Not "Strong" AI (Score:5, Interesting)
The difference, as Searle would say, between Strong (humanlike) AI and Weak (software widget like) AI is a difference of type, not scale.
Come on you Tin-foil Hat wearers... (Score:3, Interesting)
Anyone care to guess what they plan to use that little gadget for?
Re:The Real Issue (Score:2, Interesting)
[HAL] The only mistakes a computer makes is due to human error [/HAL]
I don't think computers are capable of making mistakes, because they are incapapble of thinking, they can process and store but this does not entail thought. Define for me thought.
Thought -- 1. to have a conscious mind, to some extent of reasoning, remembering experiences, making rational decisions, etc.
2. to employ one's mind rationally and objectively in evaluating or dealing with a given situation
I guess what we're looking for in thought is self-awareness. My computer science teacher once said to me that a computer is basically on the same level of intelligence as a cockroach. It evaluates in positive and negatives, 1s and 0s
Please feel free to blow me out of the water here =)
I'm Scared dave (Score:2, Interesting)
Not what HAL stood for (Score:2, Interesting)
[P]erhaps DARPA's PAL could be renamed HAL, for Hearing Assistant That Learns.
Perhaps, but that's not what the orignal HAL stood for. HAL was short for Hueristic ALgorithmal. Arthur C. Clark had to put that into one of his books in the series (2010 IIRC) because lots of people thought he had derived it by doing a rot25 on IBM.
Re:Come on you Tin-foil Hat wearers... (Score:2, Interesting)
Knowledge (Score:3, Interesting)
Dennett calls us self-created selves. Any AI more than superficially like a human would be the same.
vaporware and PR (Score:4, Interesting)
Later in the program, Holland says, PAL will be able to "automatically watch a conversation between two people and, using natural-language processing, figure out what are the tasks they agreed upon."
PAL's role here is not clear. The 'easier' task would be to monitor the body language of the two conversers and, by lining up a list of tasks with the observation of their head movements, correctly predict which points in the conversation were the ones where someone performed an "agreement" gesture.
The much, much more difficult task would be to actually read lips. There are only certain properties of phonemes you can deduce from how the lips and jaw move; many, many other features of speech are lost.

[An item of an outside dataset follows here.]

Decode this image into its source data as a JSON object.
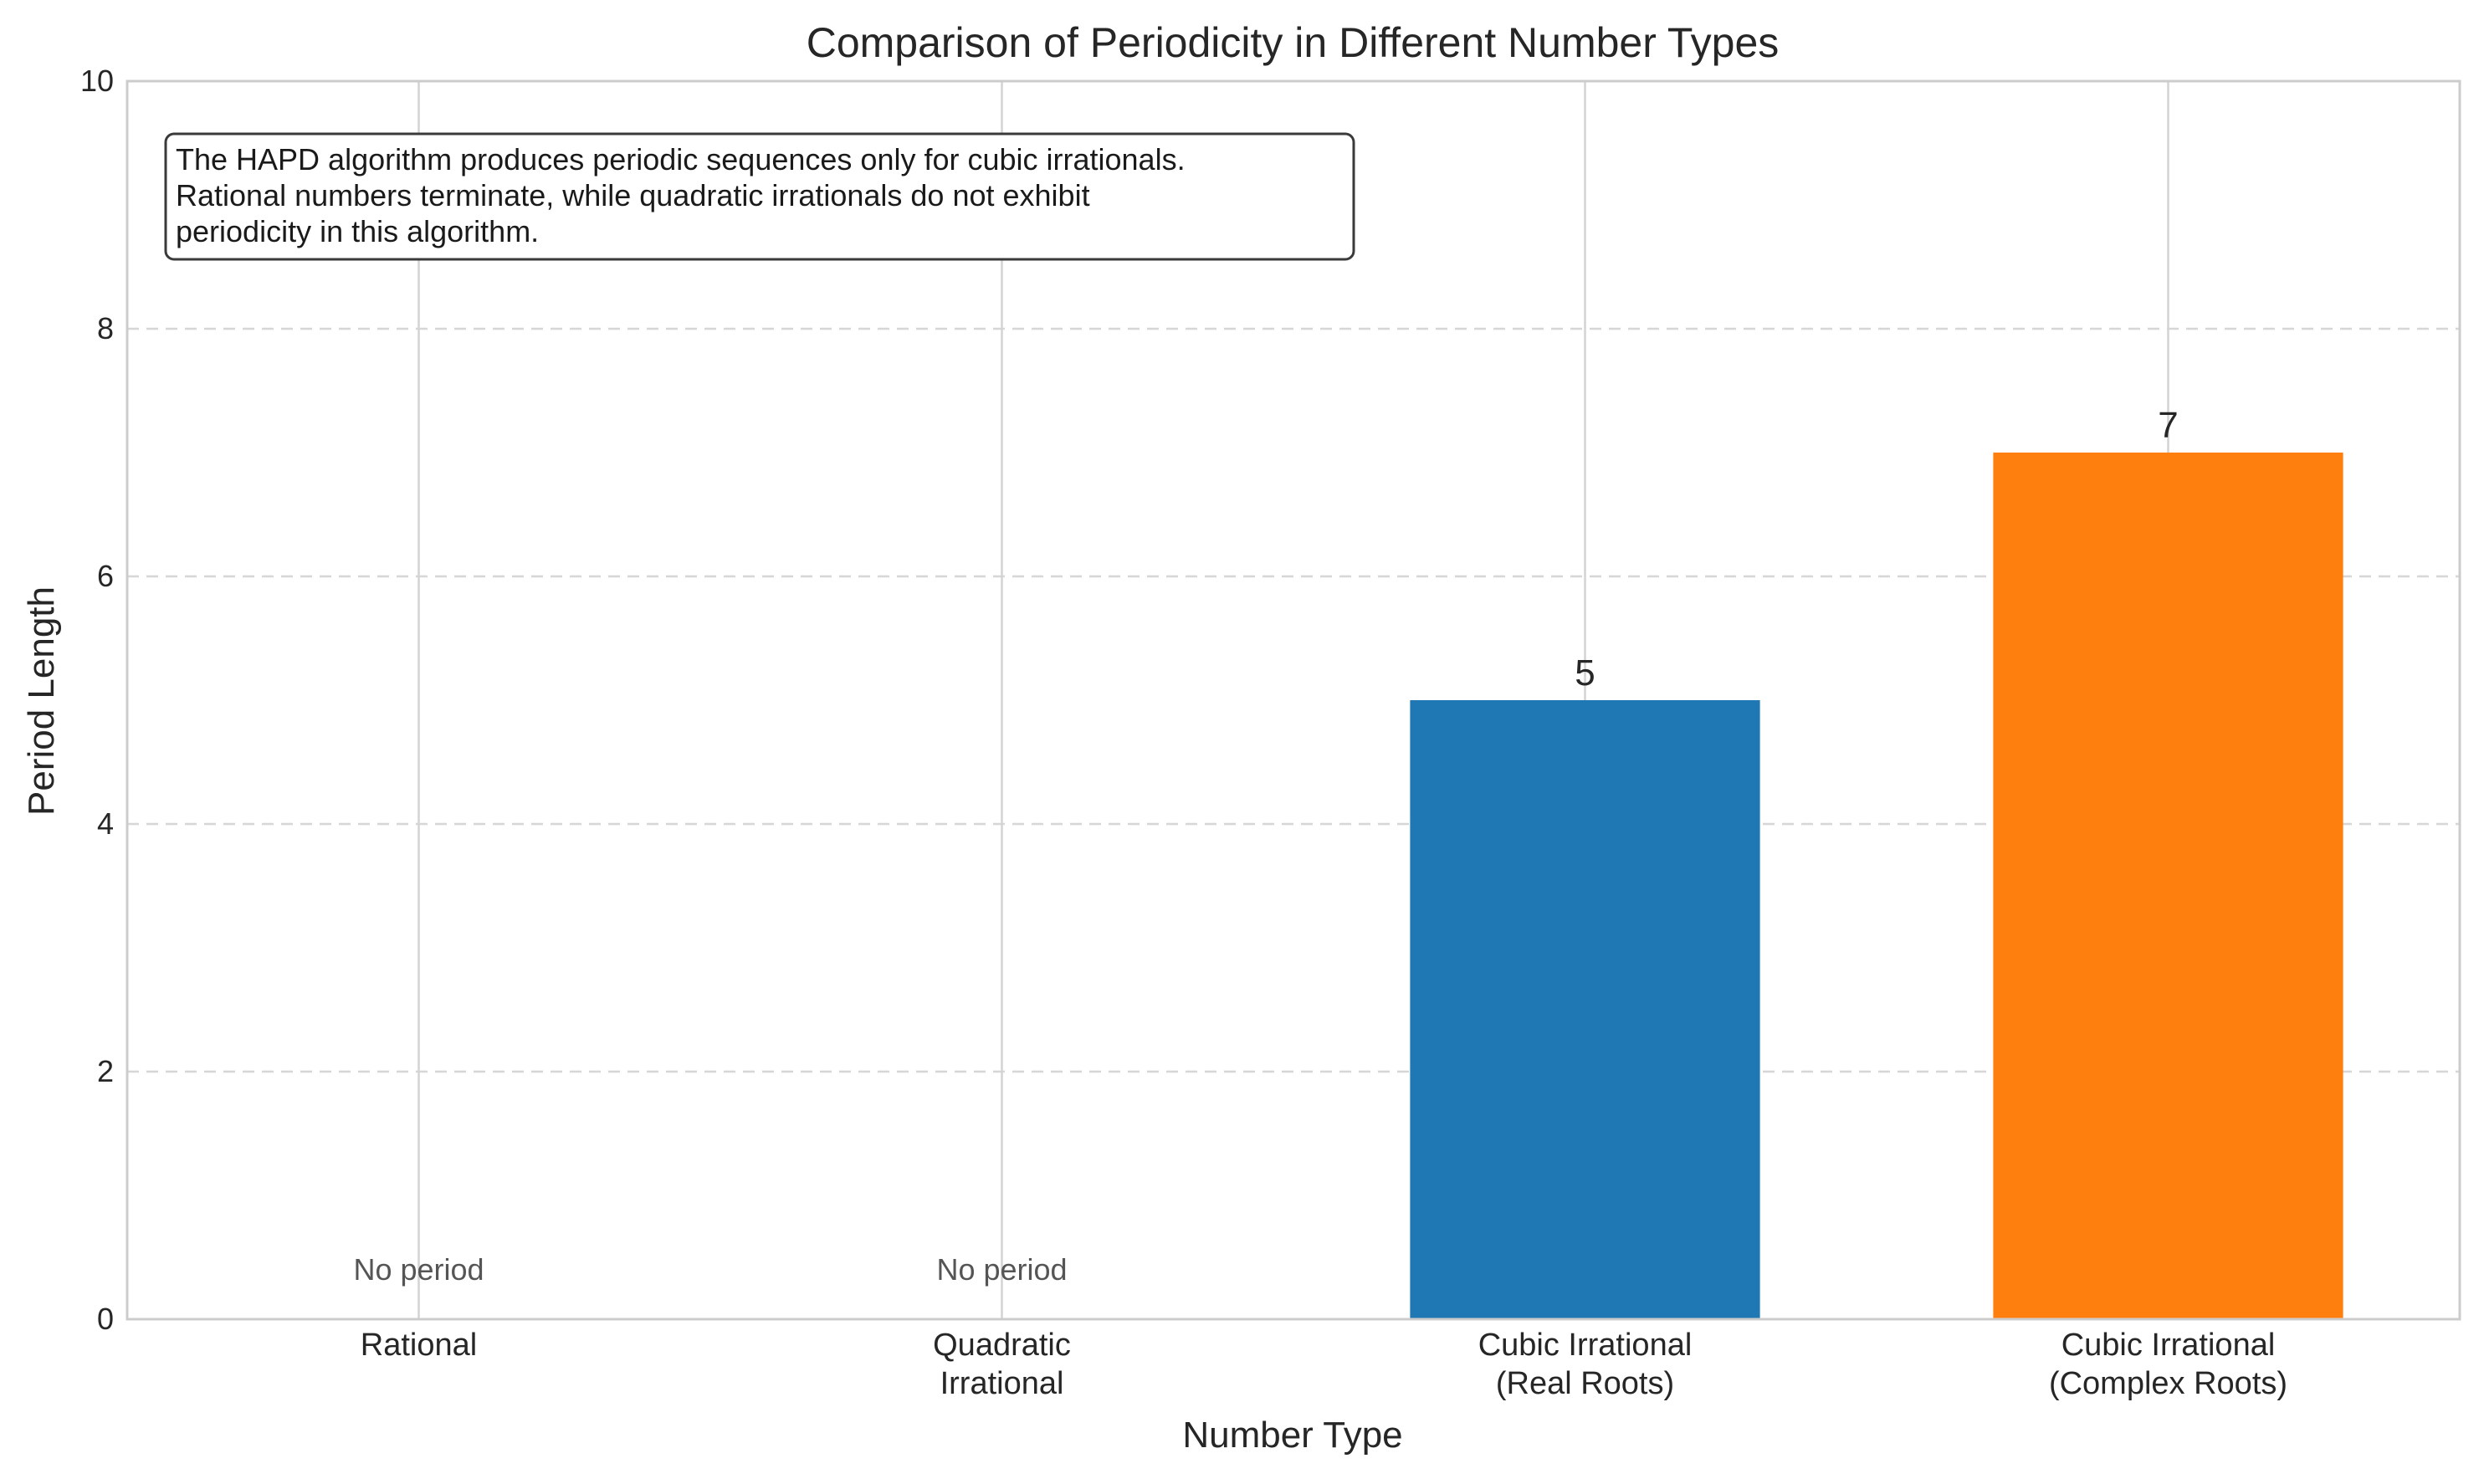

Only when you supply the machine with a limited set of words in a limited topic domain do you get good performance; otherwise, you're grasping at straws. And then taking out most of the speech signal? Please.
But no, DARPA is cool and will save all the translators in Iraq (by 2009, well before the war ends.) PR and vaporware win the day!
Allow me to be skeptical (Score:2, Interesting)
Sure. You will first have to solve the problem of understanding natural language in an open ended environment - something that computers are not very good at yet.
Quite frankly, AI people have been promising this kind of stuff for some 40 years now, and they have so far been unable to deliver. When is PAL going to be able to do what Holland aspires to? Not any time soon - most likely not within the next 20 years.
AI people, please stop announcing such pie in the sky projects.
Clarification (Score:3, Interesting)
It's like we build ever more elaborate visual perception analogues, but they backend into databases that only ask for enumerations of objects discriminated. I don't care how competent the visual system is, it's never going to achieve sentience because it's not part of a whole agent that travels around (in some sense), processes the answers it's getting from the visual system in a multimodal way related to the agent's goals, edits those goals based on new information and so on. It can't just see, it has to look, and it can't just look because someone typed in a domain name, it has to look for a reason and the reason has to be a reason in the sense of being the result of a decision or discrimination, not just an action with a physical cause.
It would seem that the easiest way to allow for all that is to build something that really moves around in the real world. In short, building a robot with all the appropriate competencies might be really hard, but it's still the most tractable way to achieve Strong AI.